One Karl Oliver, a rethuglican representative, has made an open, unapologetic statement about the removal of monuments to slavery. Specifically, he wrote:
“The destruction of these monuments, erected in the loving memory of our family and fellow Southern Americans, is both heinous and horrific. If the, and I use this term extremely loosely, ‘leadership’ of Louisiana wishes to, in a Nazi-ish fashion, burn books or destroy historical monuments of OUR HISTORY, they should be LYNCHED! Let it be known, I will do all in my power to prevent this from happening in our State.”
I haven’t heard one thing about these statues being destroyed. Removed from the public square, yes.
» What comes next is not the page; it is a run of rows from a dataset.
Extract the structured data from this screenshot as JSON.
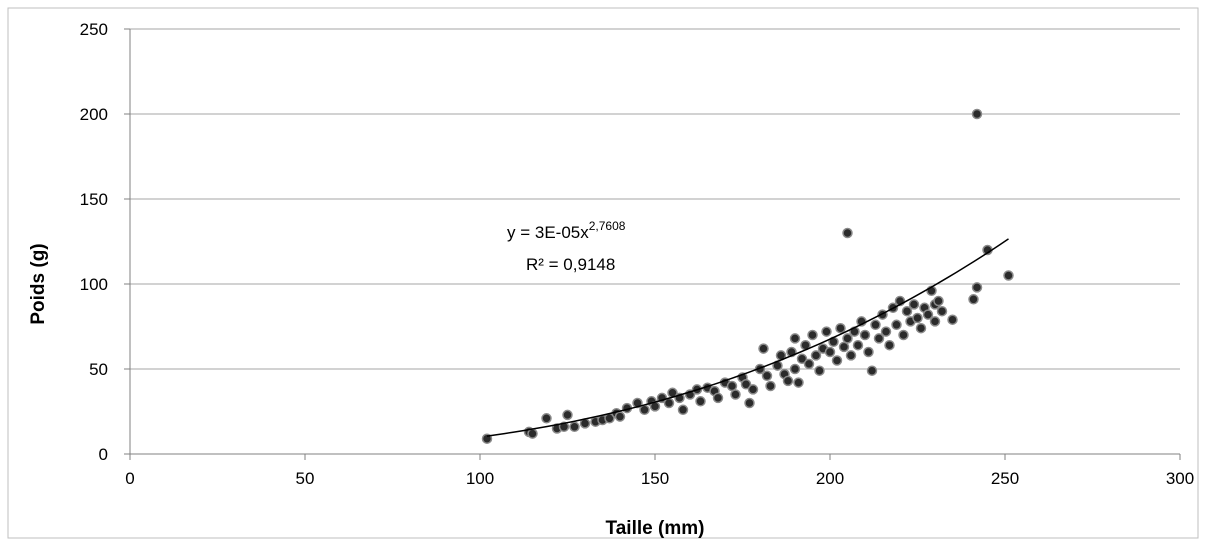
{
  "chart_data": {
    "type": "scatter",
    "xlabel": "Taille (mm)",
    "ylabel": "Poids (g)",
    "xlim": [
      0,
      300
    ],
    "ylim": [
      0,
      250
    ],
    "x_ticks": [
      0,
      50,
      100,
      150,
      200,
      250,
      300
    ],
    "y_ticks": [
      0,
      50,
      100,
      150,
      200,
      250
    ],
    "grid": "horizontal",
    "colors": {
      "points": "#2b2b2b",
      "point_edge": "#8a8a8a",
      "trendline": "#000000",
      "grid": "#a6a6a6"
    },
    "trendline": {
      "type": "power",
      "a": 3e-05,
      "b": 2.7608,
      "x_range": [
        102,
        251
      ],
      "equation_base": "y = 3E-05x",
      "equation_exponent": "2,7608",
      "r2_label": "R² = 0,9148"
    },
    "points": [
      [
        102,
        9
      ],
      [
        114,
        13
      ],
      [
        115,
        12
      ],
      [
        119,
        21
      ],
      [
        122,
        15
      ],
      [
        124,
        16
      ],
      [
        125,
        23
      ],
      [
        127,
        16
      ],
      [
        130,
        18
      ],
      [
        133,
        19
      ],
      [
        135,
        20
      ],
      [
        137,
        21
      ],
      [
        139,
        24
      ],
      [
        140,
        22
      ],
      [
        142,
        27
      ],
      [
        145,
        30
      ],
      [
        147,
        26
      ],
      [
        149,
        31
      ],
      [
        150,
        28
      ],
      [
        152,
        33
      ],
      [
        154,
        30
      ],
      [
        155,
        36
      ],
      [
        157,
        33
      ],
      [
        158,
        26
      ],
      [
        160,
        35
      ],
      [
        162,
        38
      ],
      [
        163,
        31
      ],
      [
        165,
        39
      ],
      [
        167,
        37
      ],
      [
        168,
        33
      ],
      [
        170,
        42
      ],
      [
        172,
        40
      ],
      [
        173,
        35
      ],
      [
        175,
        45
      ],
      [
        176,
        41
      ],
      [
        177,
        30
      ],
      [
        178,
        38
      ],
      [
        180,
        50
      ],
      [
        181,
        62
      ],
      [
        182,
        46
      ],
      [
        183,
        40
      ],
      [
        185,
        52
      ],
      [
        186,
        58
      ],
      [
        187,
        47
      ],
      [
        188,
        43
      ],
      [
        189,
        60
      ],
      [
        190,
        68
      ],
      [
        190,
        50
      ],
      [
        191,
        42
      ],
      [
        192,
        56
      ],
      [
        193,
        64
      ],
      [
        194,
        53
      ],
      [
        195,
        70
      ],
      [
        196,
        58
      ],
      [
        197,
        49
      ],
      [
        198,
        62
      ],
      [
        199,
        72
      ],
      [
        200,
        60
      ],
      [
        201,
        66
      ],
      [
        202,
        55
      ],
      [
        203,
        74
      ],
      [
        204,
        63
      ],
      [
        205,
        130
      ],
      [
        205,
        68
      ],
      [
        206,
        58
      ],
      [
        207,
        72
      ],
      [
        208,
        64
      ],
      [
        209,
        78
      ],
      [
        210,
        70
      ],
      [
        211,
        60
      ],
      [
        212,
        49
      ],
      [
        213,
        76
      ],
      [
        214,
        68
      ],
      [
        215,
        82
      ],
      [
        216,
        72
      ],
      [
        217,
        64
      ],
      [
        218,
        86
      ],
      [
        219,
        76
      ],
      [
        220,
        90
      ],
      [
        221,
        70
      ],
      [
        222,
        84
      ],
      [
        223,
        78
      ],
      [
        224,
        88
      ],
      [
        225,
        80
      ],
      [
        226,
        74
      ],
      [
        227,
        86
      ],
      [
        228,
        82
      ],
      [
        229,
        96
      ],
      [
        230,
        88
      ],
      [
        230,
        78
      ],
      [
        231,
        90
      ],
      [
        232,
        84
      ],
      [
        235,
        79
      ],
      [
        241,
        91
      ],
      [
        242,
        98
      ],
      [
        242,
        200
      ],
      [
        245,
        120
      ],
      [
        251,
        105
      ]
    ]
  }
}
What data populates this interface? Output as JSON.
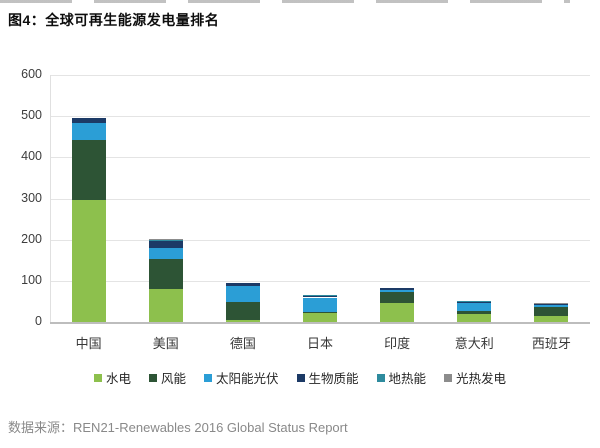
{
  "page": {
    "title": "图4：全球可再生能源发电量排名",
    "source_note": "数据来源：REN21-Renewables 2016 Global Status Report"
  },
  "chart_data": {
    "type": "bar",
    "stacked": true,
    "title": "图4：全球可再生能源发电量排名",
    "categories": [
      "中国",
      "美国",
      "德国",
      "日本",
      "印度",
      "意大利",
      "西班牙"
    ],
    "series": [
      {
        "name": "水电",
        "color": "#8dc04d",
        "values": [
          296,
          80,
          6,
          22,
          47,
          18.5,
          14
        ]
      },
      {
        "name": "风能",
        "color": "#2d5435",
        "values": [
          145,
          74,
          43,
          3,
          25,
          9,
          23
        ]
      },
      {
        "name": "太阳能光伏",
        "color": "#2b9ed6",
        "values": [
          43.5,
          25.5,
          38,
          34.5,
          5,
          19,
          5.5
        ]
      },
      {
        "name": "生物质能",
        "color": "#1c3a66",
        "values": [
          10,
          16.5,
          8,
          5,
          5.5,
          4,
          1
        ]
      },
      {
        "name": "地热能",
        "color": "#2e8b9e",
        "values": [
          0,
          3.6,
          0,
          0.5,
          0,
          1,
          0
        ]
      },
      {
        "name": "光热发电",
        "color": "#8c8c8c",
        "values": [
          0,
          1.7,
          0,
          0,
          0,
          0,
          2.3
        ]
      }
    ],
    "totals_approx": [
      494.5,
      201.3,
      95,
      65,
      82.5,
      51.5,
      45.8
    ],
    "ylim": [
      0,
      600
    ],
    "yticks": [
      0,
      100,
      200,
      300,
      400,
      500,
      600
    ],
    "grid": "horizontal",
    "legend_position": "bottom"
  }
}
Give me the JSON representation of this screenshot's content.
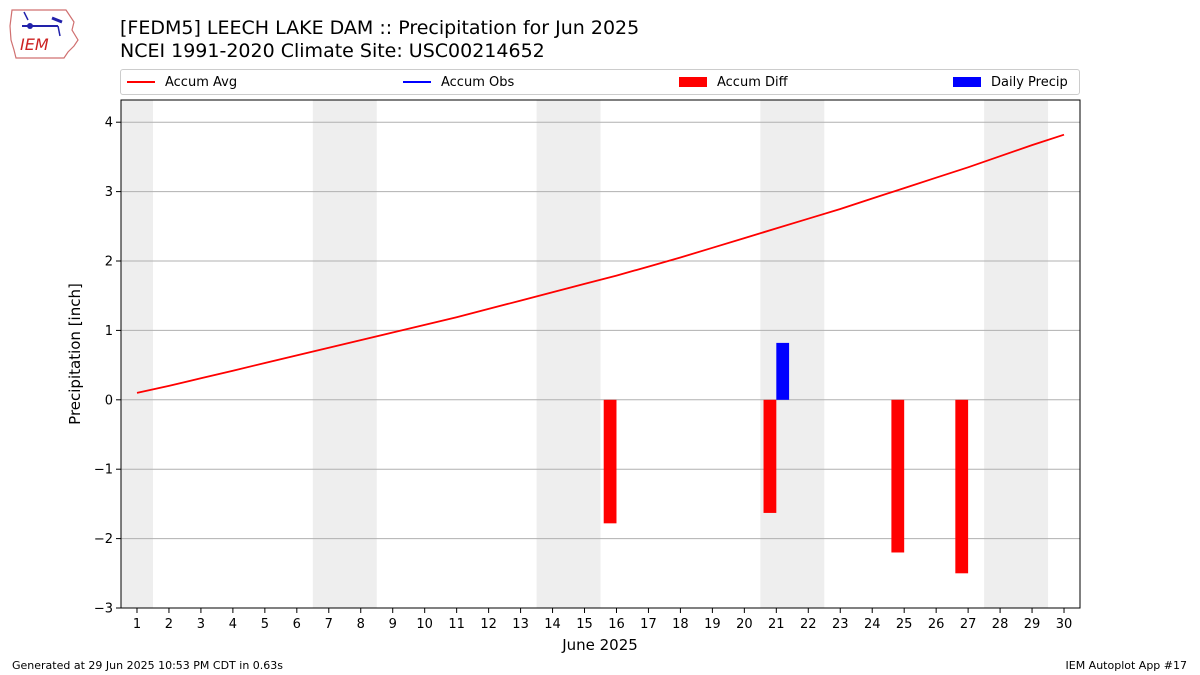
{
  "header": {
    "title_line1": "[FEDM5] LEECH LAKE DAM :: Precipitation for Jun 2025",
    "title_line2": "NCEI 1991-2020 Climate Site: USC00214652",
    "logo_text": "IEM"
  },
  "footer": {
    "generated": "Generated at 29 Jun 2025 10:53 PM CDT in 0.63s",
    "app": "IEM Autoplot App #17"
  },
  "legend": [
    {
      "label": "Accum Avg",
      "kind": "line",
      "color": "#ff0000"
    },
    {
      "label": "Accum Obs",
      "kind": "line",
      "color": "#0000ff"
    },
    {
      "label": "Accum Diff",
      "kind": "box",
      "color": "#ff0000"
    },
    {
      "label": "Daily Precip",
      "kind": "box",
      "color": "#0000ff"
    }
  ],
  "chart_data": {
    "type": "bar",
    "xlabel": "June 2025",
    "ylabel": "Precipitation [inch]",
    "xlim": [
      0.5,
      30.5
    ],
    "ylim": [
      -3,
      4.32
    ],
    "yticks": [
      -3,
      -2,
      -1,
      0,
      1,
      2,
      3,
      4
    ],
    "ytick_labels": [
      "−3",
      "−2",
      "−1",
      "0",
      "1",
      "2",
      "3",
      "4"
    ],
    "x": [
      1,
      2,
      3,
      4,
      5,
      6,
      7,
      8,
      9,
      10,
      11,
      12,
      13,
      14,
      15,
      16,
      17,
      18,
      19,
      20,
      21,
      22,
      23,
      24,
      25,
      26,
      27,
      28,
      29,
      30
    ],
    "grid": "horizontal",
    "weekend_shading": [
      [
        0.5,
        1.5
      ],
      [
        6.5,
        8.5
      ],
      [
        13.5,
        15.5
      ],
      [
        20.5,
        22.5
      ],
      [
        27.5,
        29.5
      ]
    ],
    "weekend_color": "#eeeeee",
    "series": [
      {
        "name": "Accum Avg",
        "kind": "line",
        "color": "#ff0000",
        "values": [
          0.1,
          0.2,
          0.31,
          0.42,
          0.53,
          0.64,
          0.75,
          0.86,
          0.97,
          1.08,
          1.19,
          1.31,
          1.43,
          1.55,
          1.67,
          1.79,
          1.92,
          2.05,
          2.19,
          2.33,
          2.47,
          2.61,
          2.75,
          2.9,
          3.05,
          3.2,
          3.35,
          3.51,
          3.67,
          3.82
        ]
      },
      {
        "name": "Accum Diff",
        "kind": "bar",
        "color": "#ff0000",
        "points": [
          [
            16,
            -1.78
          ],
          [
            21,
            -1.63
          ],
          [
            25,
            -2.2
          ],
          [
            27,
            -2.5
          ]
        ]
      },
      {
        "name": "Daily Precip",
        "kind": "bar",
        "color": "#0000ff",
        "points": [
          [
            21,
            0.82
          ]
        ]
      }
    ]
  }
}
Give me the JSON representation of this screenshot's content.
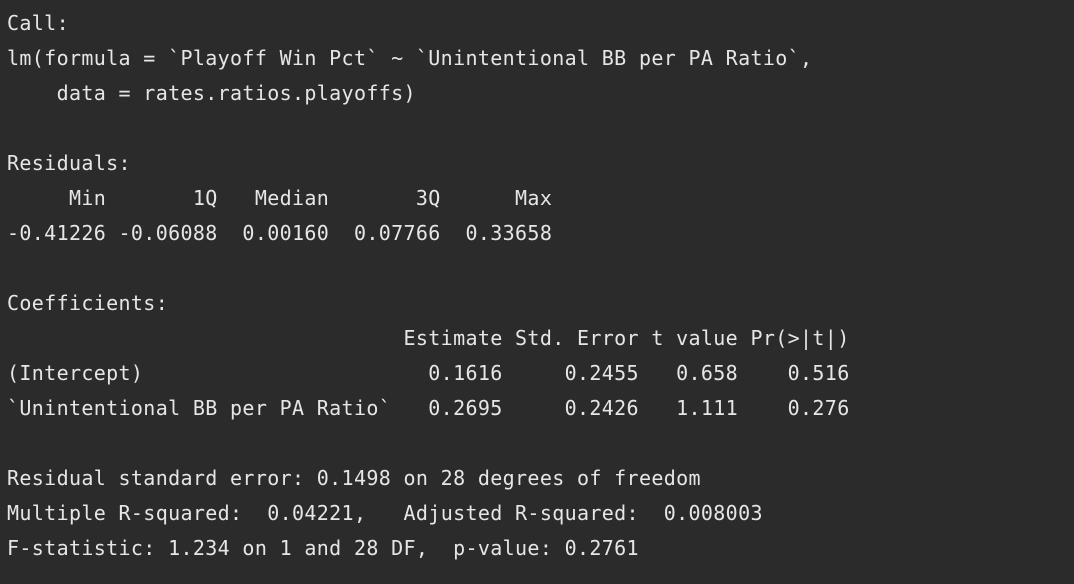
{
  "console": {
    "lines": [
      "Call:",
      "lm(formula = `Playoff Win Pct` ~ `Unintentional BB per PA Ratio`,",
      "    data = rates.ratios.playoffs)",
      "",
      "Residuals:",
      "     Min       1Q   Median       3Q      Max",
      "-0.41226 -0.06088  0.00160  0.07766  0.33658",
      "",
      "Coefficients:",
      "                                Estimate Std. Error t value Pr(>|t|)",
      "(Intercept)                       0.1616     0.2455   0.658    0.516",
      "`Unintentional BB per PA Ratio`   0.2695     0.2426   1.111    0.276",
      "",
      "Residual standard error: 0.1498 on 28 degrees of freedom",
      "Multiple R-squared:  0.04221,\tAdjusted R-squared:  0.008003",
      "F-statistic: 1.234 on 1 and 28 DF,  p-value: 0.2761"
    ]
  }
}
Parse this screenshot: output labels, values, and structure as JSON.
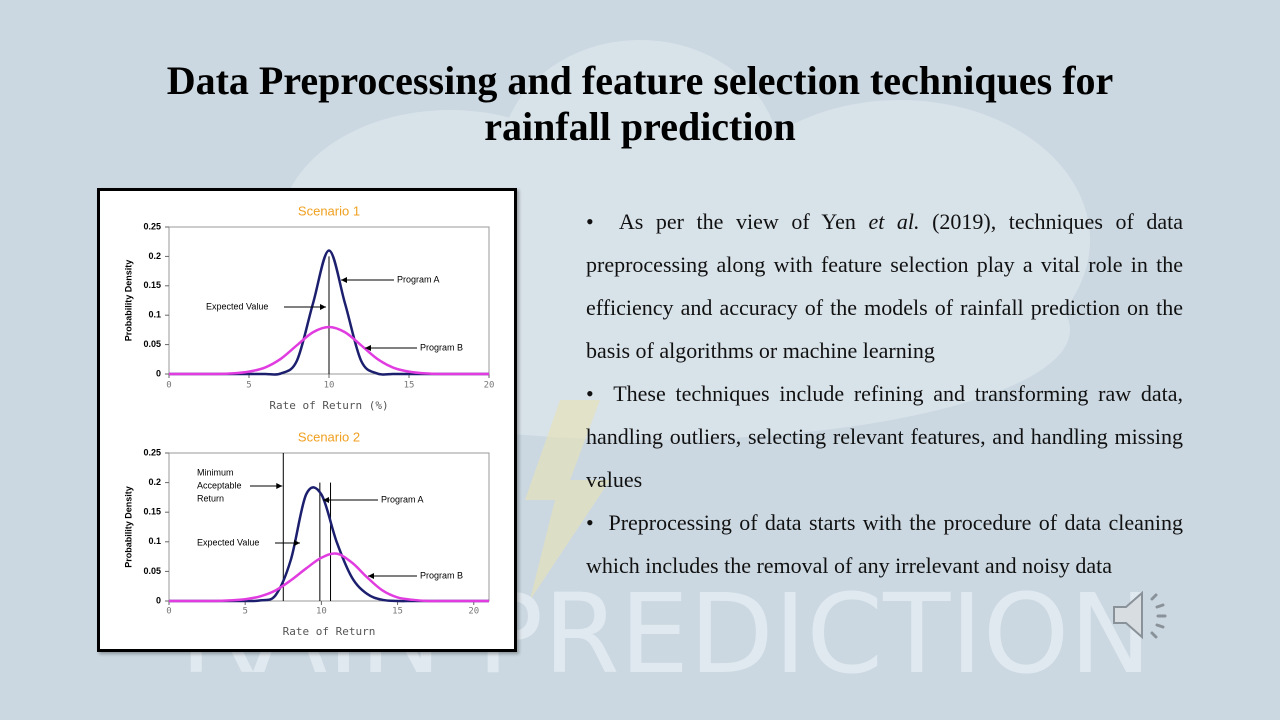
{
  "slide": {
    "title": "Data Preprocessing and feature selection techniques for rainfall prediction",
    "watermark": "RAIN PREDICTION",
    "bullets": [
      [
        "As per the view of Yen ",
        "et al.",
        " (2019), techniques of data preprocessing along with feature selection play a vital role in the efficiency and accuracy of the models of rainfall prediction on the basis of algorithms or machine learning"
      ],
      [
        "These techniques include refining and transforming raw data, handling outliers, selecting relevant features, and handling missing values"
      ],
      [
        "Preprocessing of data starts with the procedure of data cleaning which includes the removal of any irrelevant and noisy data"
      ]
    ]
  },
  "chart_data": [
    {
      "type": "line",
      "title": "Scenario 1",
      "xlabel": "Rate of Return (%)",
      "ylabel": "Probability Density",
      "x": [
        0,
        1,
        2,
        3,
        4,
        5,
        6,
        7,
        8,
        9,
        10,
        11,
        12,
        13,
        14,
        15,
        16,
        17,
        18,
        19,
        20
      ],
      "xlim": [
        0,
        20
      ],
      "xticks": [
        0,
        5,
        10,
        15,
        20
      ],
      "ylim": [
        0,
        0.25
      ],
      "yticks": [
        0,
        0.05,
        0.1,
        0.15,
        0.2,
        0.25
      ],
      "series": [
        {
          "name": "Program A",
          "color": "#1c1f6e",
          "values": [
            0,
            0,
            0,
            0,
            0,
            0,
            0,
            0.001,
            0.023,
            0.12,
            0.21,
            0.12,
            0.023,
            0.001,
            0,
            0,
            0,
            0,
            0,
            0,
            0
          ]
        },
        {
          "name": "Program B",
          "color": "#e03ce0",
          "values": [
            0,
            0,
            0,
            0,
            0.001,
            0.004,
            0.011,
            0.026,
            0.049,
            0.071,
            0.08,
            0.071,
            0.049,
            0.026,
            0.011,
            0.004,
            0.001,
            0,
            0,
            0,
            0
          ]
        }
      ],
      "expected_value": {
        "label": "Expected Value",
        "values": [
          10
        ]
      }
    },
    {
      "type": "line",
      "title": "Scenario 2",
      "xlabel": "Rate of Return",
      "ylabel": "Probability Density",
      "x": [
        0,
        1,
        2,
        3,
        4,
        5,
        6,
        7,
        8,
        9,
        10,
        11,
        12,
        13,
        14,
        15,
        16,
        17,
        18,
        19,
        20,
        21
      ],
      "xlim": [
        0,
        21
      ],
      "xticks": [
        0,
        5,
        10,
        15,
        20
      ],
      "ylim": [
        0,
        0.25
      ],
      "yticks": [
        0,
        0.05,
        0.1,
        0.15,
        0.2,
        0.25
      ],
      "series": [
        {
          "name": "Program A",
          "color": "#1c1f6e",
          "values": [
            0,
            0,
            0,
            0,
            0,
            0,
            0.001,
            0.01,
            0.07,
            0.18,
            0.18,
            0.1,
            0.04,
            0.012,
            0.002,
            0,
            0,
            0,
            0,
            0,
            0,
            0
          ]
        },
        {
          "name": "Program B",
          "color": "#e03ce0",
          "values": [
            0,
            0,
            0,
            0,
            0.001,
            0.003,
            0.008,
            0.018,
            0.035,
            0.055,
            0.073,
            0.08,
            0.065,
            0.04,
            0.018,
            0.006,
            0.002,
            0,
            0,
            0,
            0,
            0
          ]
        }
      ],
      "minimum_acceptable_return": {
        "label": [
          "Minimum",
          "Acceptable",
          "Return"
        ],
        "value": 7.5
      },
      "expected_value": {
        "label": "Expected Value",
        "values": [
          9.9,
          10.6
        ]
      }
    }
  ]
}
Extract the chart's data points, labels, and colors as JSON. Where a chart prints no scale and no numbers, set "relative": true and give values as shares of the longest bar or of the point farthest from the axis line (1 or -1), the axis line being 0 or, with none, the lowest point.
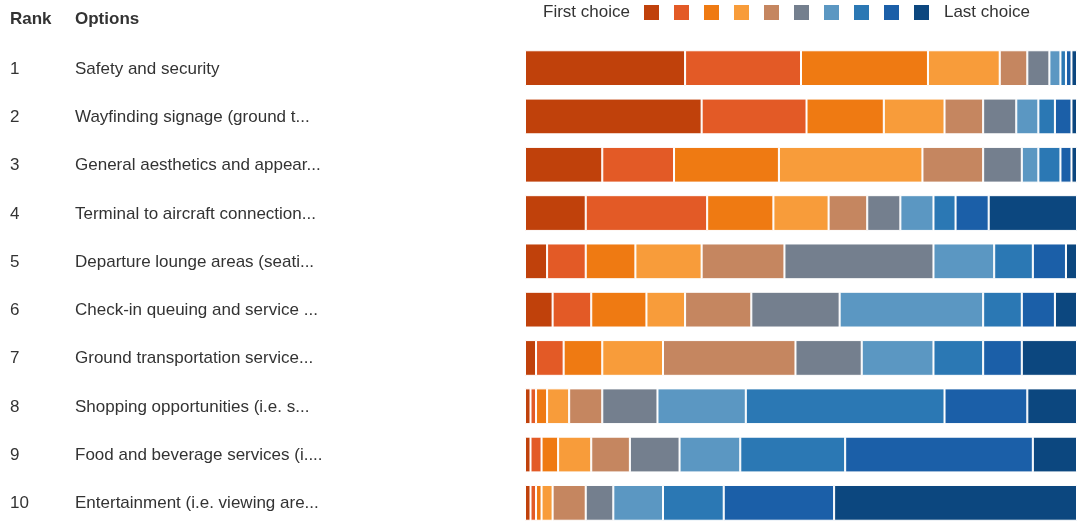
{
  "chart_data": {
    "type": "bar",
    "orientation": "horizontal",
    "stacked": true,
    "relative": true,
    "ylabel": "Options",
    "categories": [
      "Safety and security",
      "Wayfinding signage (ground t...",
      "General aesthetics and appear...",
      "Terminal to aircraft connection...",
      "Departure lounge areas (seati...",
      "Check-in queuing and service ...",
      "Ground transportation service...",
      "Shopping opportunities (i.e. s...",
      "Food and beverage services (i....",
      "Entertainment (i.e. viewing are..."
    ],
    "y2_categories": [
      "1",
      "2",
      "3",
      "4",
      "5",
      "6",
      "7",
      "8",
      "9",
      "10"
    ],
    "annotations": [
      "Rank",
      "First choice",
      "Last choice"
    ],
    "series": [
      {
        "color": "#c0410b",
        "values": [
          0.29,
          0.32,
          0.14,
          0.11,
          0.04,
          0.05,
          0.02,
          0.01,
          0.01,
          0.01
        ]
      },
      {
        "color": "#e35a26",
        "values": [
          0.21,
          0.19,
          0.13,
          0.22,
          0.07,
          0.07,
          0.05,
          0.01,
          0.02,
          0.01
        ]
      },
      {
        "color": "#ef7a12",
        "values": [
          0.23,
          0.14,
          0.19,
          0.12,
          0.09,
          0.1,
          0.07,
          0.02,
          0.03,
          0.01
        ]
      },
      {
        "color": "#f89c3a",
        "values": [
          0.13,
          0.11,
          0.26,
          0.1,
          0.12,
          0.07,
          0.11,
          0.04,
          0.06,
          0.02
        ]
      },
      {
        "color": "#c58660",
        "values": [
          0.05,
          0.07,
          0.11,
          0.07,
          0.15,
          0.12,
          0.24,
          0.06,
          0.07,
          0.06
        ]
      },
      {
        "color": "#747f8e",
        "values": [
          0.04,
          0.06,
          0.07,
          0.06,
          0.27,
          0.16,
          0.12,
          0.1,
          0.09,
          0.05
        ]
      },
      {
        "color": "#5b97c2",
        "values": [
          0.02,
          0.04,
          0.03,
          0.06,
          0.11,
          0.26,
          0.13,
          0.16,
          0.11,
          0.09
        ]
      },
      {
        "color": "#2b78b4",
        "values": [
          0.01,
          0.03,
          0.04,
          0.04,
          0.07,
          0.07,
          0.09,
          0.36,
          0.19,
          0.11
        ]
      },
      {
        "color": "#1b5fa8",
        "values": [
          0.01,
          0.03,
          0.02,
          0.06,
          0.06,
          0.06,
          0.07,
          0.15,
          0.34,
          0.2
        ]
      },
      {
        "color": "#0c477f",
        "values": [
          0.01,
          0.01,
          0.01,
          0.16,
          0.02,
          0.04,
          0.1,
          0.09,
          0.08,
          0.44
        ]
      }
    ]
  }
}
The state could always put them up for auction, so hateful bigots like Oliver and his pals who approved his statement, could fork over serious money for them, and plant them in their backyard, where they could continue to worship hatred, bigotry, and slavery. The money could go for education, so we end up with fewer ignoramuses of Oliver’s type.
As Mayor Mitch Landrieu said, there is a difference between the memory of history, and the reverence of it, and that sentence says all that is needed. These monuments, like the confederate flag, are not a type of aide-mémoire to history; they are a paean to horrible, blood-soaked, hate-fueled times in our recent past. And while we should certainly remember such times and actions, to remind of us of how easily we hate, and how easily we are willing to kill for that hate, that’s not, and never was, the purpose of these monuments. They were created to have some sort of victory; to bolster a sense of self-righteousness in the fight to keep the right of owning other humans.
Not only do I think it’s past time for these types of monuments to go quietly away, I also think the confederate flag, that handy American version of the swastika, should go as well. People such as Karl Oliver need to walk off into the sunset as well, being little more than bags of puffed up, vitriolic bigotry. We don’t need you anymore, either.